In case you haven't been watching, the newly elected right wing President of Cyprus signed off on a deal that includes a one-time tax on all savings accounts in the country - 6.75% on accounts worth less than €100,000, 9.9% on bigger accounts. (Considering that the IMF and Germany originally wanted 40%, this probably sounded like a pretty good deal.)
The ripples through the financial world have been significant, and the banks in Cyprus closed to avoid the entirely predictable bank runs while ATMs stopped working, giving only messages about "technical difficulty."
The vote was supposed to happen today, but has been pushed back by a day while President Anastasiades tries to gather support in Parliment. (Good luck with that!)
The CEO and founder of a bank in Denmark has written a post about the topic that should send chills down the spine of every liberty lover.
This is a breach of fundamental property rights, dictated to a small country by foreign powers and it must make every bank depositor in Europe shiver. Although the representatives at the bailout press conference tried to present this as a one-off, they were not willing to rule out similar measures elsewhere - not that it would have mattered much as the trust is gone anyway. It is now difficult to expect any kind of limitation to what measures the Troika and EU might take when the crisis really starts to bite.
While he applies the fright to all of Europe, it isn't hard to imagine this type of action coming to America, too - especially with the endless chatter from the left about rich people not paying their fair share. (I digress rhetorically, but why is it that their fair share is quite a bit more than my fair share? Oh, because they have it. And because government said so.)

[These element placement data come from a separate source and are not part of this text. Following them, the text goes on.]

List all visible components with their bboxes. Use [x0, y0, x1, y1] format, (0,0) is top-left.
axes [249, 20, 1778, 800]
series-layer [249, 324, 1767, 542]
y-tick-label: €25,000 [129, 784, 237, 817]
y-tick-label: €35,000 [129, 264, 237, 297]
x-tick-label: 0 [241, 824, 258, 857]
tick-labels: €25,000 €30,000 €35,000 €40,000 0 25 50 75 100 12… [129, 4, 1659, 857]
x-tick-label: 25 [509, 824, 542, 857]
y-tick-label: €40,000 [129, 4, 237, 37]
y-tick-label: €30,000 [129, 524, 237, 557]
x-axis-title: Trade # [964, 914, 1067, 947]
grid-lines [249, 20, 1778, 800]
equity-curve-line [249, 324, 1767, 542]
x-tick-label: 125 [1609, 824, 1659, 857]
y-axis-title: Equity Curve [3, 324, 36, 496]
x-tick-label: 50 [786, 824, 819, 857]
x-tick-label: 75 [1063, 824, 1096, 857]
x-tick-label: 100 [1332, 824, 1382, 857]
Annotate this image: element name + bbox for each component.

Of course the IMF is on board: "We believe the proposal is sustainable for the Cyprus economy." "The IMF is considering proposing a contribution to the financing of the package ... The exact amount is not yet specified." - International Monetary Fund Person Who Should Be Beat With Her Briefcase Managing Director Christine Lagarde, who managed to slither out of her former position in France just ahead of a potentially career-ending scandal.
This is worse than socialism - this is banksterism. Nobody in Cyprus voted to have the IMF swoop in and manage their funds, and almost none of them are responsible for the current mess that the Cypriotic banks are facing. They are largely ex-pats, who retired to the island and brought their retirement funds with them, and Russian businessmen, probably looking for a haven safe from the eyes of the Russian government. Asserting that any of these people have some fiscal duty to ensure that the banks are alright at all costs is just Pelosi-esque absurdity.

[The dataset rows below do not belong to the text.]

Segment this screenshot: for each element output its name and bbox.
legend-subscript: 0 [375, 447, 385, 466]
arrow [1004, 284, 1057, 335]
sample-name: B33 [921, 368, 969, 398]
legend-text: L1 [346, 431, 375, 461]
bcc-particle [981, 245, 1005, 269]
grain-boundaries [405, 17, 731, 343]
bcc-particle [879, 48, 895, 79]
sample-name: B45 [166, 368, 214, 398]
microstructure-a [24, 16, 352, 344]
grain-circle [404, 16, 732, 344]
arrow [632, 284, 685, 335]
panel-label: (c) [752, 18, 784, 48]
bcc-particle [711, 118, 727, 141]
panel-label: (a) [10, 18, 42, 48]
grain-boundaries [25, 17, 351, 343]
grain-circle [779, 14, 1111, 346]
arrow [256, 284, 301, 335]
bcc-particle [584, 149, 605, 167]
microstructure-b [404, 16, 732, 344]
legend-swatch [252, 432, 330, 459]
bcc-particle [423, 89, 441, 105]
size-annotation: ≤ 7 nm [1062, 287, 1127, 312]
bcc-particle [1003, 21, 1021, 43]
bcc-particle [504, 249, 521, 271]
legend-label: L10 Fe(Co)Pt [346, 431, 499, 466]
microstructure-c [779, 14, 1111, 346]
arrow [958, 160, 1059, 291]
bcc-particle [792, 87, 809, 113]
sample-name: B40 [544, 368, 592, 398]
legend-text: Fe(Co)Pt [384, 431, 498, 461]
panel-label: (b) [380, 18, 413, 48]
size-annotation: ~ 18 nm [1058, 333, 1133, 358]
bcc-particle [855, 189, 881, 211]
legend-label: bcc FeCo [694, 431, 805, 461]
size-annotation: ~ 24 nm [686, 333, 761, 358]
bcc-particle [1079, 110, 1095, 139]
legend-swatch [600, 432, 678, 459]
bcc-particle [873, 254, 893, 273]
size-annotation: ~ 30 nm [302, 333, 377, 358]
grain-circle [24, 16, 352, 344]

(Too bad In-Trade is shuttered up: I'd like to take 3 months in the bet about how long it will take the media to discover that lots of high ranking government officials pulled their money out of the Cypriotic banks Friday.)

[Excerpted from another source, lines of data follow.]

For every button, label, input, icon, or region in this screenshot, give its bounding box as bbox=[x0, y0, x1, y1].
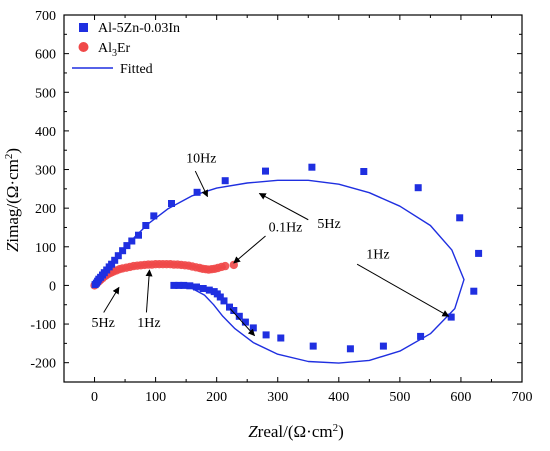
x-tick-label: 600 bbox=[450, 390, 471, 405]
data-point-al5zn bbox=[142, 222, 150, 229]
data-point-al5zn bbox=[308, 163, 316, 171]
annotation-label: 1Hz bbox=[366, 247, 389, 262]
y-tick-label: -200 bbox=[30, 357, 56, 372]
data-point-al5zn bbox=[193, 283, 200, 291]
data-point-al5zn bbox=[220, 297, 228, 305]
data-point-al5zn bbox=[111, 256, 119, 264]
data-point-al5zn bbox=[456, 214, 464, 222]
data-point-al5zn bbox=[210, 288, 218, 296]
y-tick-label: 600 bbox=[35, 48, 56, 63]
data-point-al3er bbox=[221, 261, 230, 271]
data-point-al5zn bbox=[205, 286, 213, 294]
x-tick-label: 100 bbox=[145, 390, 166, 405]
legend-entry-al5zn: Al-5Zn-0.03In bbox=[79, 21, 180, 36]
y-tick-label: 700 bbox=[35, 9, 56, 24]
data-point-al5zn bbox=[447, 313, 455, 321]
legend-entry-fitted: Fitted bbox=[72, 62, 153, 77]
series-al5zn-markers bbox=[91, 163, 483, 353]
data-point-al5zn bbox=[475, 249, 483, 257]
y-axis-title: Zimag/(Ω·cm2) bbox=[3, 148, 22, 252]
y-tick-label: -100 bbox=[30, 318, 56, 333]
plot-frame bbox=[63, 14, 523, 383]
y-tick-label: 300 bbox=[35, 164, 56, 179]
data-point-al5zn bbox=[221, 177, 229, 185]
annotation-label: 5Hz bbox=[91, 316, 114, 331]
legend-label-al5zn: Al-5Zn-0.03In bbox=[98, 21, 180, 36]
frequency-annotations: 10Hz 5Hz 0.1Hz 1Hz 5Hz 1Hz bbox=[91, 152, 450, 337]
data-point-al5zn bbox=[470, 287, 478, 295]
data-point-al5zn bbox=[175, 281, 183, 289]
data-point-al5zn bbox=[186, 282, 194, 290]
data-point-al5zn bbox=[230, 307, 238, 314]
data-point-al5zn bbox=[123, 242, 131, 250]
data-point-al5zn bbox=[114, 252, 122, 260]
y-tick-label: 0 bbox=[49, 279, 56, 294]
annotation-arrow bbox=[356, 263, 450, 317]
data-point-al5zn bbox=[262, 331, 270, 339]
data-point-al5zn bbox=[241, 318, 249, 326]
annotation-label: 5Hz bbox=[317, 217, 340, 232]
annotation-arrow bbox=[145, 269, 153, 313]
x-tick-label: 400 bbox=[328, 390, 349, 405]
annotation-arrow bbox=[229, 308, 255, 337]
x-tick-label: 700 bbox=[512, 390, 533, 405]
y-tick-label: 500 bbox=[35, 86, 56, 101]
x-axis-title: Zreal/(Ω·cm2) bbox=[248, 422, 344, 441]
annotation-label: 10Hz bbox=[186, 152, 216, 167]
annotation-arrow bbox=[103, 286, 120, 313]
data-point-al5zn bbox=[193, 188, 201, 196]
data-point-al5zn bbox=[360, 168, 368, 175]
data-point-al5zn bbox=[168, 200, 175, 207]
data-point-al5zn bbox=[379, 342, 387, 350]
legend-label-al3er: Al3Er bbox=[98, 41, 131, 59]
data-point-al5zn bbox=[417, 332, 425, 340]
data-point-al5zn bbox=[150, 212, 158, 220]
data-point-al5zn bbox=[277, 334, 285, 342]
axis-ticks: 0 100 200 300 400 500 600 700 -200 -100 0 100 200 300… bbox=[30, 9, 532, 405]
x-tick-label: 500 bbox=[389, 390, 410, 405]
annotation-arrow bbox=[233, 235, 266, 264]
legend-square-marker bbox=[79, 23, 88, 32]
y-tick-label: 200 bbox=[35, 202, 56, 217]
legend-circle-marker bbox=[78, 42, 89, 52]
annotation-arrow bbox=[194, 170, 208, 198]
data-point-al5zn bbox=[309, 342, 317, 350]
annotation-label: 0.1Hz bbox=[269, 220, 303, 235]
data-point-al5zn bbox=[135, 231, 142, 239]
data-point-al5zn bbox=[180, 281, 188, 289]
data-point-al5zn bbox=[170, 281, 178, 289]
y-tick-label: 100 bbox=[35, 241, 56, 256]
data-point-al5zn bbox=[346, 345, 354, 353]
data-point-al5zn bbox=[235, 312, 243, 320]
data-point-al3er bbox=[229, 260, 238, 270]
data-point-al5zn bbox=[199, 285, 207, 292]
data-point-al5zn bbox=[414, 184, 422, 192]
data-point-al5zn bbox=[226, 303, 233, 311]
data-point-al5zn bbox=[262, 167, 269, 175]
data-point-al5zn bbox=[128, 237, 136, 245]
x-tick-label: 300 bbox=[267, 390, 288, 405]
legend-label-fitted: Fitted bbox=[120, 62, 153, 77]
data-point-al5zn bbox=[108, 260, 116, 268]
y-tick-label: 400 bbox=[35, 125, 56, 140]
annotation-arrow bbox=[258, 193, 309, 221]
x-tick-label: 200 bbox=[206, 390, 227, 405]
legend-entry-al3er: Al3Er bbox=[78, 41, 131, 59]
x-tick-label: 0 bbox=[91, 390, 98, 405]
annotation-label: 1Hz bbox=[137, 316, 160, 331]
legend: Al-5Zn-0.03In Al3Er Fitted bbox=[72, 21, 180, 77]
data-point-al5zn bbox=[249, 324, 257, 332]
data-point-al5zn bbox=[119, 247, 127, 255]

And get this: the main reason the Cyprus banks are in trouble is that many of them had invested in Greece, in an attempt to keep that country afloat. So, they do the wrong thing for the right reason. Happens. But check this out:: the Greek units of Cypriot banks are excluded from the deposit levy.
If you think it can't happen here, remember that right wing economist Greg Mankiw has already suggested using negative interest rates as a method of stimulating the economy. That would entail, say, being able to borrow $100 and only paying back $97. It would, however, also entail withdrawing a lesser amount than originally deposited into deposit accounts. (Gee, what could possibly go wrong there?)
Also remember that nationalizing our 401(k) plans is an idea that occasionally floats back up to the top of the D.C. cesspool. And while current political dialogue usually calls it an Obama scheme, it not only predates his administration, it has also been considered on both sides of the aisle.
From Karl Denninger's blog:
$100 bills in your hand have just been declared to be worth somewhere between 7-10% more than those "deposited" and "stored" in a bank. May I ask the following pertinent and rather timely question: Where are yours?